The idea is the following: you get the frame which is being used inside the class declaration and change the locals in it so that the final created class will have the things you declared.
I.e.: This code:
import sys
def prototype_class(frame=None):
if frame is None:
frame = sys._getframe().f_back
frame.f_locals['new_attribute'] = 'New attribute'
class MyNewClass(object):
prototype_class()
print MyNewClass().new_attribute
Is the same as:
class MyNewClass(object):
new_attribute = 'New attribute'
-- Just more complicated and more flexible -- in my case, it'll properly help me to choose how to create and customize the fields of a Django model class without having to copy and paste a bunch of code.
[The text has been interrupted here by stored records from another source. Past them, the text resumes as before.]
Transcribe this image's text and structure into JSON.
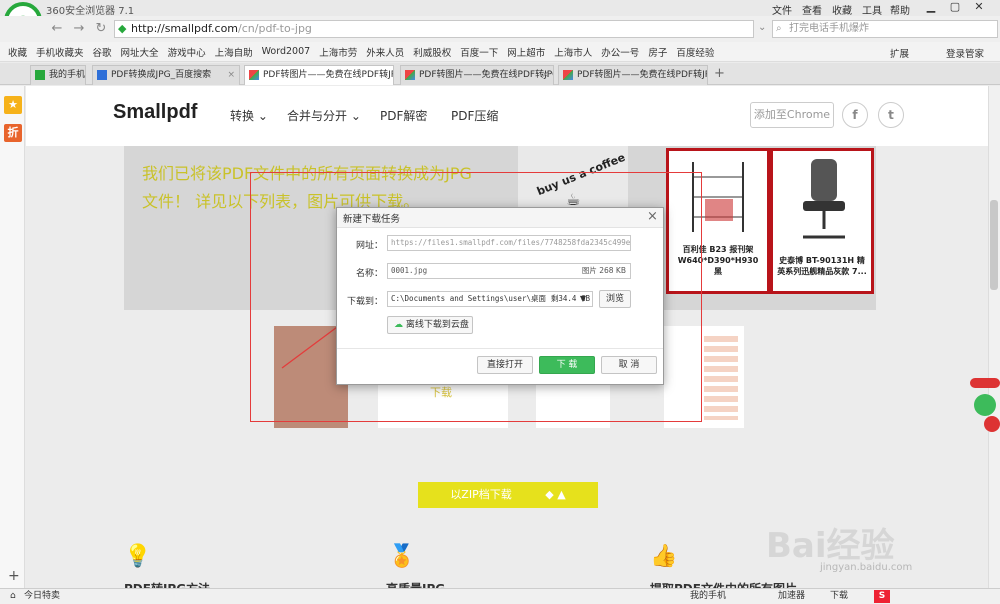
{
  "browser": {
    "app_title": "360安全浏览器 7.1",
    "menu": [
      "文件",
      "查看",
      "收藏",
      "工具",
      "帮助"
    ],
    "url_host": "http://smallpdf.com",
    "url_path": "/cn/pdf-to-jpg",
    "search_placeholder": "打完电话手机爆炸",
    "bookmarks": [
      "收藏",
      "手机收藏夹",
      "谷歌",
      "网址大全",
      "游戏中心",
      "上海自助",
      "Word2007",
      "上海市劳",
      "外来人员",
      "利威股权",
      "百度一下",
      "网上超市",
      "上海市人",
      "办公一号",
      "房子",
      "百度经验"
    ],
    "bookmarks_right": [
      "扩展",
      "登录管家"
    ],
    "tabs": [
      {
        "label": "我的手机"
      },
      {
        "label": "PDF转换成JPG_百度搜索"
      },
      {
        "label": "PDF转图片——免费在线PDF转JPG"
      },
      {
        "label": "PDF转图片——免费在线PDF转JPG"
      },
      {
        "label": "PDF转图片——免费在线PDF转JPG"
      }
    ],
    "sidebar_icon_2": "折",
    "status_left": "今日特卖",
    "status_items": [
      "我的手机",
      "加速器",
      "下载"
    ]
  },
  "site": {
    "logo": "Smallpdf",
    "nav": [
      "转换",
      "合并与分开",
      "PDF解密",
      "PDF压缩"
    ],
    "chrome_button": "添加至Chrome",
    "facebook": "f",
    "twitter": "t",
    "info_text": "我们已将该PDF文件中的所有页面转换成为JPG文件！ 详见以下列表，图片可供下载。",
    "coffee_text": "buy us a coffee",
    "ad1_label": "百利佳 B23 报刊架 W640*D390*H930 黑",
    "ad2_label": "史泰博 BT-90131H 精英系列迅舰精品灰款 7...",
    "thumb_download": "下载",
    "zip_button": "以ZIP档下载",
    "bottom_texts": [
      "PDF转JPG方法",
      "高质量JPG",
      "提取PDF文件中的所有图片"
    ]
  },
  "dialog": {
    "title": "新建下载任务",
    "url_label": "网址：",
    "url_value": "https://files1.smallpdf.com/files/7748258fda2345c499ef1091",
    "name_label": "名称：",
    "name_value": "0001.jpg",
    "name_type": "图片 268 KB",
    "save_label": "下载到：",
    "save_path": "C:\\Documents and Settings\\user\\桌面",
    "save_space": "剩34.4 GB",
    "browse": "浏览",
    "cloud": "离线下载到云盘",
    "open_btn": "直接打开",
    "download_btn": "下 载",
    "cancel_btn": "取 消"
  },
  "watermark": {
    "brand": "Bai经验",
    "url": "jingyan.baidu.com"
  },
  "colors": {
    "browser_green": "#27a83c",
    "download_green": "#3dbb5b",
    "zip_yellow": "#e6e11c",
    "ad_border": "#b8141a",
    "annotation_red": "#e43b3b"
  }
}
On a separate note, blogspot just sucks for code... why can't they simply create an option to add a piece of code? I'm now manually putting my code in html as described in http://stackoverflow.com/a/8697421/110451 -- it'd certainly be trivial for the blogspot devs to put a button which would do that for me right? (colors would be nicer, but this is the easiest things that just works for me and I'd already settle for it if blogger added it -- I know blogger has the quotes, but I want the code at least on a box with a monospaced font).